Kongre deyince ayaklarım geri geri gidiyor

Meslek hayatımda izlediğim mitinglerin, siyasi parti ve meslek örgütlerinin kongrelerinin sayısını hatırlamıyorum. Ama kongre ya da kurultay denince artık ayaklarımın geri geri gitmemesi mümkün değil. Çok olaylı, hatta kan dökülen kongrelere de tanıklık ettim.
Kongrenin düzenlendiği spor salonunun tribünlerindeki koltuklarda uyuyarak 48 saat boyunca o salonda kaldığım kongreleri de hatırlıyorum. Başkan adaylarının salona gelişlerinde yaşanan izdiham nedeniyle ayakkabımın ayağımdan çıktığı ve saatlerce ayakkabısız kaldığım; adayların oturduğu koltuklar arasında koştururken üzerimdeki kıyafetin terden defalarca ıslanıp kuruduğu, kahvaltı dahi edemeden akşam saatlerine kadar aç kaldığım günleri çok iyi hatırlıyorum.
26 yıldır kongre izliyorum. Benden daha deneyimli ağabeylerimden de dinlediklerimle birlikte şunu rahatlıkla söyleyebilirim: Kongrelerde değişen hiçbir şey yok. İzdiham, kargaşa her kongrede hâlâ yaşanmaya devam ediyor. Onlarca yıldır hiç mi bir şey iyiye, olumluya doğru değişmez? Meğer değişmiyormuş.
Ne seyirciler ne delegeler ne de o kongreyi izlemek üzere “davet” edilen gazeteciler için iyi organize edilmiş ve organizasyonun sonuna kadar düzeni koruyan bir kongreye rastlamadım. Bir keresinde bu düşüncelerimi yetkili bir isme ilettiğimde, yapabilecekleri bir şey olmadığını söylemişti. Benzer bir durumu başka bir siyasi partinin kongresinde de yaşadım. Kendi partililerine söz söylemeye çekiniyorlardı; sırf bir düzen oluşturabilmek adına.

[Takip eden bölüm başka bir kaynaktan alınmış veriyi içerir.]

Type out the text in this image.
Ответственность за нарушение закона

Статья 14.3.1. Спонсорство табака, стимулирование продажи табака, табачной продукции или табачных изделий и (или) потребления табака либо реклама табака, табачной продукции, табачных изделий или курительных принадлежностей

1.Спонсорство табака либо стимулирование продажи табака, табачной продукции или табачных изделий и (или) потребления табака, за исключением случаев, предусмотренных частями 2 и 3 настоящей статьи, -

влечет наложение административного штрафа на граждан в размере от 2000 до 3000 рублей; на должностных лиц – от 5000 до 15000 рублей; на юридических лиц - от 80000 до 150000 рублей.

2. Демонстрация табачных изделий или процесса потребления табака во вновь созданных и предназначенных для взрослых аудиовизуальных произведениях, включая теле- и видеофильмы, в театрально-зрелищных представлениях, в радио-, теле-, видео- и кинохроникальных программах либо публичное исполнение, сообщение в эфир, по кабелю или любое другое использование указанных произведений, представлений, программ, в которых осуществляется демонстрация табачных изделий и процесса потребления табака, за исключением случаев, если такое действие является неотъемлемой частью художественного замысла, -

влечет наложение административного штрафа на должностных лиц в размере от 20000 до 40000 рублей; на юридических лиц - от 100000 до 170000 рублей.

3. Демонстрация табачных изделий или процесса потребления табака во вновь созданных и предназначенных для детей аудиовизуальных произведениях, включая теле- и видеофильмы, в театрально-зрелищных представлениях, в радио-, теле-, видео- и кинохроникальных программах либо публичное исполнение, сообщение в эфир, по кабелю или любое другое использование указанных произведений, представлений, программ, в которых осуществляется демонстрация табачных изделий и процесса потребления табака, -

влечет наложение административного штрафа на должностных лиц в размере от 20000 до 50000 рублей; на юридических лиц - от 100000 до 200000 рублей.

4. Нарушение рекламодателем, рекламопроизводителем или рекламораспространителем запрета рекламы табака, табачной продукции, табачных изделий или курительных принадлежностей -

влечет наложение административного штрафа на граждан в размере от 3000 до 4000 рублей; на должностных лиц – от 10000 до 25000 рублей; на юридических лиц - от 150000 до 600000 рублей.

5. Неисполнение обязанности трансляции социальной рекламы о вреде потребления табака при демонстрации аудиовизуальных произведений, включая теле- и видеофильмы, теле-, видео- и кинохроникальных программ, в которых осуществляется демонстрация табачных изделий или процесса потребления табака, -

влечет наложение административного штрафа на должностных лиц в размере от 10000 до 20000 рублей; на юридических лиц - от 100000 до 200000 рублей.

Foto muhabirlerinin çalışma alanlarının net belirlenmediği, bu alanların izleyicilerin görüş açılarını kapatmadığı; fakat aynı zamanda foto muhabirlerinin beden ve ruh sağlığını da bozmayacak bir düzenin oluşturulması şart.
Bir organizasyonu başarıyla gerçekleştirmek, iyi bir ekip çalışması gerektirir. Bana göre bu iş, işinin ehli organizasyon şirketlerine bırakılmalı. Etkinliğin düzenli şekilde yürütülmesini sağlamak için; giriş-çıkışlar, internet altyapısı, yeme-içme, çalışma alanları, elektrik, güvenlik, sahne ve salonun ışıklandırması, pankartların yerleşimi gibi birçok detay en ince ayrıntısına kadar planlanmalı ve önceden tüm katılımcılara iletilmelidir.
Bu işlerin en düzenli yapıldığı ülke Amerika’dır. Çok iyi örnekleri vardır. Zaman zaman orada bu ortamlarda çalışan foto muhabiri dostlarımızla deneyimlerini konuşuruz. Amerika’da parti kongreleri büyük çaplı siyasi etkinliklerdir ve hem güvenlik hem de medya açısından oldukça organize şekilde yürütülür. Foto muhabirleri için belirli kurallar, akreditasyon süreçleri ve alan sınırlamaları bulunur.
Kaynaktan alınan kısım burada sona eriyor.